Like the Great Bible, the Bishops' Bible was printed in large-format lectern editions. But the Geneva Bible was becoming a favorite among the people, with its smaller size, study aids like maps, and its novel idea of breaking up the biblical text into chapters and verses. It also was printed in easier-to-read Roman type, not the fancy Old English print style of the large lectern Bibles.

James' Bible

A year after James became King of England in 1603, a group of Puritan clergy petitioned for greater reform in the church, and from that grew the desire for a new translation that recognized the impact of the Geneva Bible on everyday life.

James, himself a noted linguist, gathered scholars to create his new text. He ordered them to use as their basis the Bishops' Bible, "as little altered as the truth of the original will permit," he decreed. They also relied on previous English editions, as well as their knowledge of the Greek and Hebrew manuscripts available to them.

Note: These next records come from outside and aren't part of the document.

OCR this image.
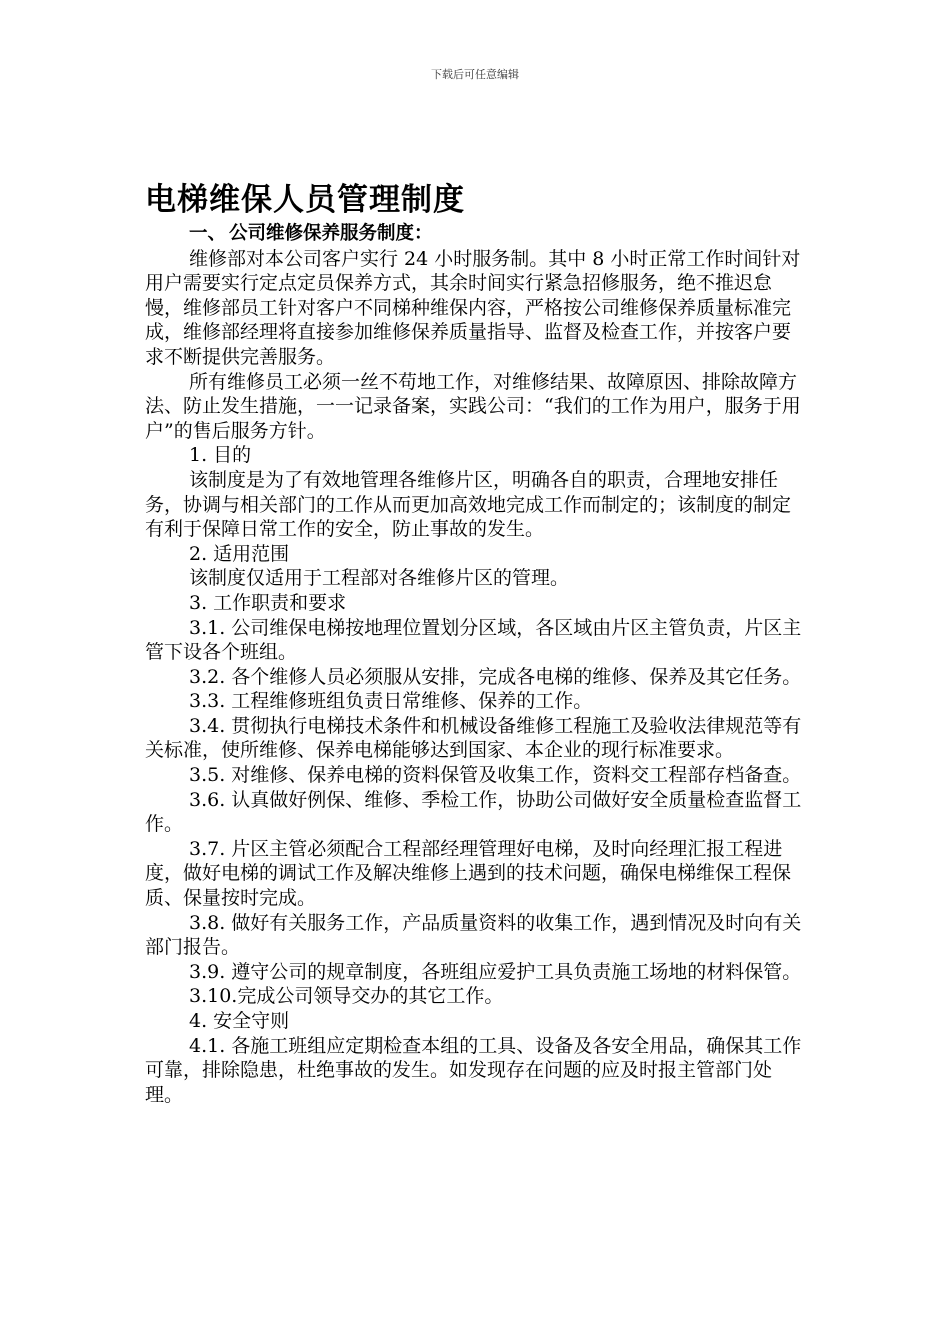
下载后可任意编辑
电梯维保人员管理制度
一、 公司维修保养服务制度：

维修部对本公司客户实行 24 小时服务制。其中 8 小时正常工作时间针对用户需要实行定点定员保养方式，其余时间实行紧急招修服务，绝不推迟怠慢，维修部员工针对客户不同梯种维保内容，严格按公司维修保养质量标准完成，维修部经理将直接参加维修保养质量指导、监督及检查工作，并按客户要求不断提供完善服务。

所有维修员工必须一丝不苟地工作，对维修结果、故障原因、排除故障方法、防止发生措施，一一记录备案，实践公司：“我们的工作为用户，服务于用户”的售后服务方针。

1. 目的

该制度是为了有效地管理各维修片区，明确各自的职责，合理地安排任务，协调与相关部门的工作从而更加高效地完成工作而制定的；该制度的制定有利于保障日常工作的安全，防止事故的发生。

2. 适用范围

该制度仅适用于工程部对各维修片区的管理。

3. 工作职责和要求

3.1. 公司维保电梯按地理位置划分区域，各区域由片区主管负责，片区主管下设各个班组。

3.2. 各个维修人员必须服从安排，完成各电梯的维修、保养及其它任务。

3.3. 工程维修班组负责日常维修、保养的工作。

3.4. 贯彻执行电梯技术条件和机械设备维修工程施工及验收法律规范等有关标准，使所维修、保养电梯能够达到国家、本企业的现行标准要求。

3.5. 对维修、保养电梯的资料保管及收集工作，资料交工程部存档备查。

3.6. 认真做好例保、维修、季检工作，协助公司做好安全质量检查监督工作。

3.7. 片区主管必须配合工程部经理管理好电梯，及时向经理汇报工程进度，做好电梯的调试工作及解决维修上遇到的技术问题，确保电梯维保工程保质、保量按时完成。

3.8. 做好有关服务工作，产品质量资料的收集工作，遇到情况及时向有关部门报告。

3.9. 遵守公司的规章制度，各班组应爱护工具负责施工场地的材料保管。

3.10.完成公司领导交办的其它工作。

4. 安全守则

4.1. 各施工班组应定期检查本组的工具、设备及各安全用品，确保其工作可靠，排除隐患，杜绝事故的发生。如发现存在问题的应及时报主管部门处理。
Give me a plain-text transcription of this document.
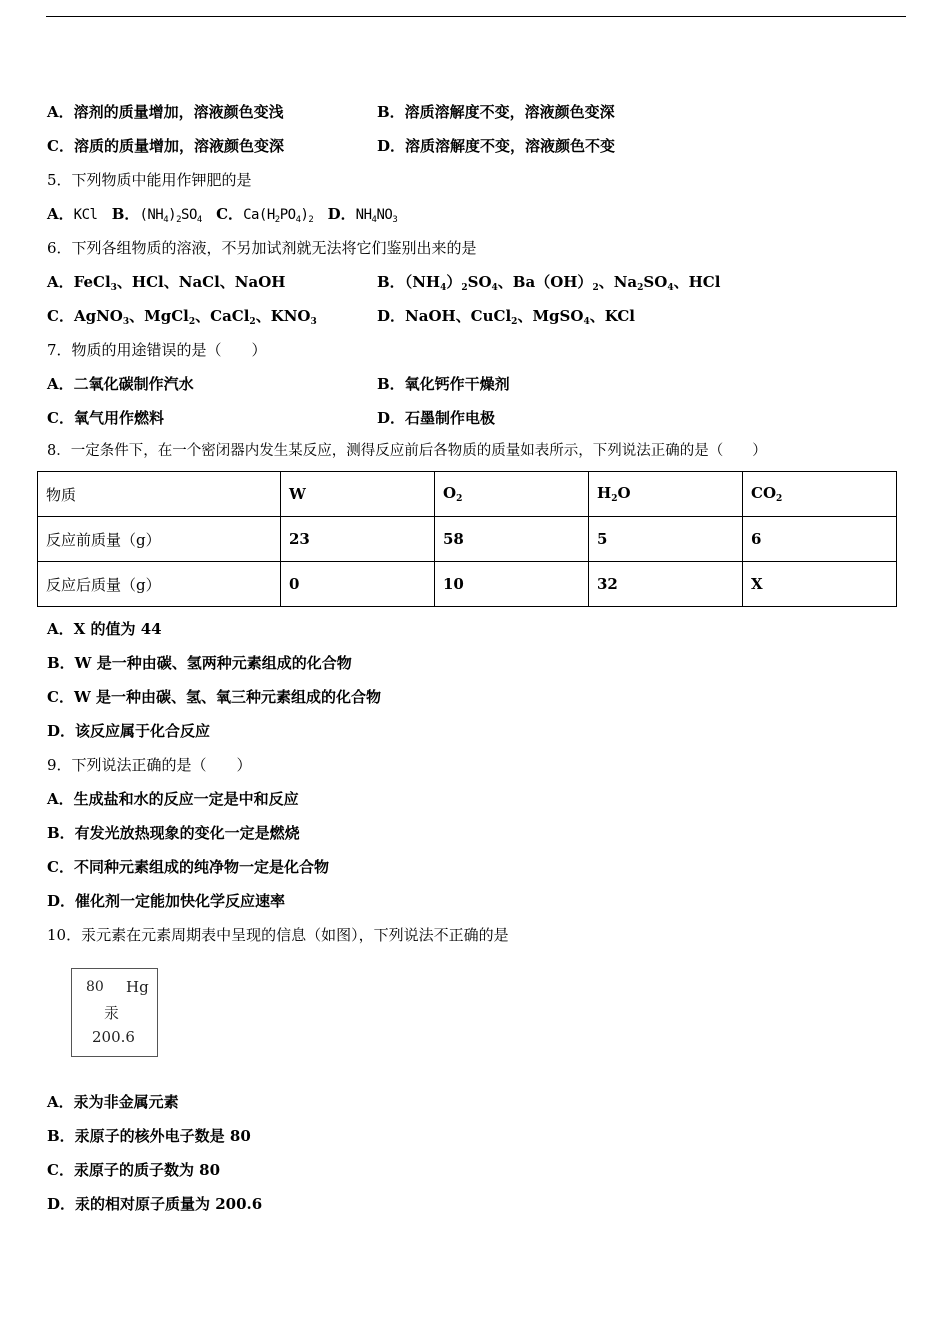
A．溶剂的质量增加，溶液颜色变浅	B．溶质溶解度不变，溶液颜色变深
C．溶质的质量增加，溶液颜色变深	D．溶质溶解度不变，溶液颜色不变
5．下列物质中能用作钾肥的是
A．KCl B．$(NH_4)_2SO_4$ C．$Ca(H_2PO_4)_2$ D．$NH_4NO_3$
6．下列各组物质的溶液，不另加试剂就无法将它们鉴别出来的是
A．FeCl$_3$、HCl、NaCl、NaOH	B．$(NH_4)_2SO_4$、$Ba(OH)_2$、$Na_2SO_4$、HCl
C．AgNO$_3$、MgCl$_2$、CaCl$_2$、$KNO_3$	D．NaOH、CuCl$_2$、MgSO$_4$、KCl
7．物质的用途错误的是（　　）
A．二氧化碳制作汽水	B．氧化钙作干燥剂
C．氧气用作燃料	D．石墨制作电极
8．一定条件下，在一个密闭器内发生某反应，测得反应前后各物质的质量如表所示，下列说法正确的是（　　）
物质	W	$O_2$	$H_2O$	$CO_2$
反应前质量（g）	23	58	5	6
反应后质量（g）	0	10	32	X
A．X 的值为 44
B．W 是一种由碳、氢两种元素组成的化合物
C．W 是一种由碳、氢、氧三种元素组成的化合物
D．该反应属于化合反应
9．下列说法正确的是（　　）
A．生成盐和水的反应一定是中和反应
B．有发光放热现象的变化一定是燃烧
C．不同种元素组成的纯净物一定是化合物
D．催化剂一定能加快化学反应速率
10．汞元素在元素周期表中呈现的信息（如图），下列说法不正确的是
80 Hg
汞
200.6
A．汞为非金属元素
B．汞原子的核外电子数是 80
C．汞原子的质子数为 80
D．汞的相对原子质量为 200.6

In 1611 they gave their monarch the new Authorized Version that came to bear his name. However, Reformers wanting a more radical translation were left disappointed, as James' text avoided many of the changes they had sought.

This version's impact was so great that by 1700 James' Bible had become the English Bible. A new, official translation wasn't even undertaken for another 250 years.

The real hero of the King James' Bible, however, turned out to be William Tyndale. More than 80 percent of his 1530 translation ended up in it, and his work introduced into the English language such phrases as the powers that be, my brother's keeper, the salt of the earth, knock and it shall be opened unto you, seek and you shall find, and lead us not into temptation but deliver us from evil.

Quayle's editions

In addition to its copies of the King James, the Quayle Collection has first editions of the Great Bible, the Bishops' Bible and a Roman Catholic translation from 1582 called the Douay Bible.

It has very early, but not first editions, of Tyndale's and Coverdale's Bibles and Wycliffe's New Testament. It also has a 1732 version of Luther's Bible, as well as a 1692 reproduction of a Bible in Anglo-Saxon that dated to the year 1000.

Its impact today

The impact the King James Bible has had upon the English language — beyond the everyday phrases it introduced — includes the rhythmic cadences heard in the likes of Abraham Lincoln, poet Walt Whitman and Southern author Willa Cather.

Even noted atheist Richard Dawkins said that with its influence on the culture of English-speaking countries, "…not to know the King James Bible is to be in some small way, barbarian."

Bradt said she hopes the Quayle's display of the He and She Bibles, as well as all the versions that preceded it, will help people better understand this 400-year-old translation that has played such a key role in the formation of modern English Christian thought.

Quayle Collection Bibles on display

The collection is open to the public every Saturday and Sunday afternoon from 1-4 p.m. Tours by appointment also can be arranged by calling 785-594-8390.

On display are the two first editions of the King James Bible, as well as copies of the Great Bible, the Bishops' Bible and other predecessors of the King James, as well as a page from a Gutenberg Bible, fragments of clay tablets and papyrus scrolls, and other rare works.

The Quayle Collection is located at the south end of Baker University's Collins Library at 518 8th St. in Baldwin City, Kansas, south of Lawrence.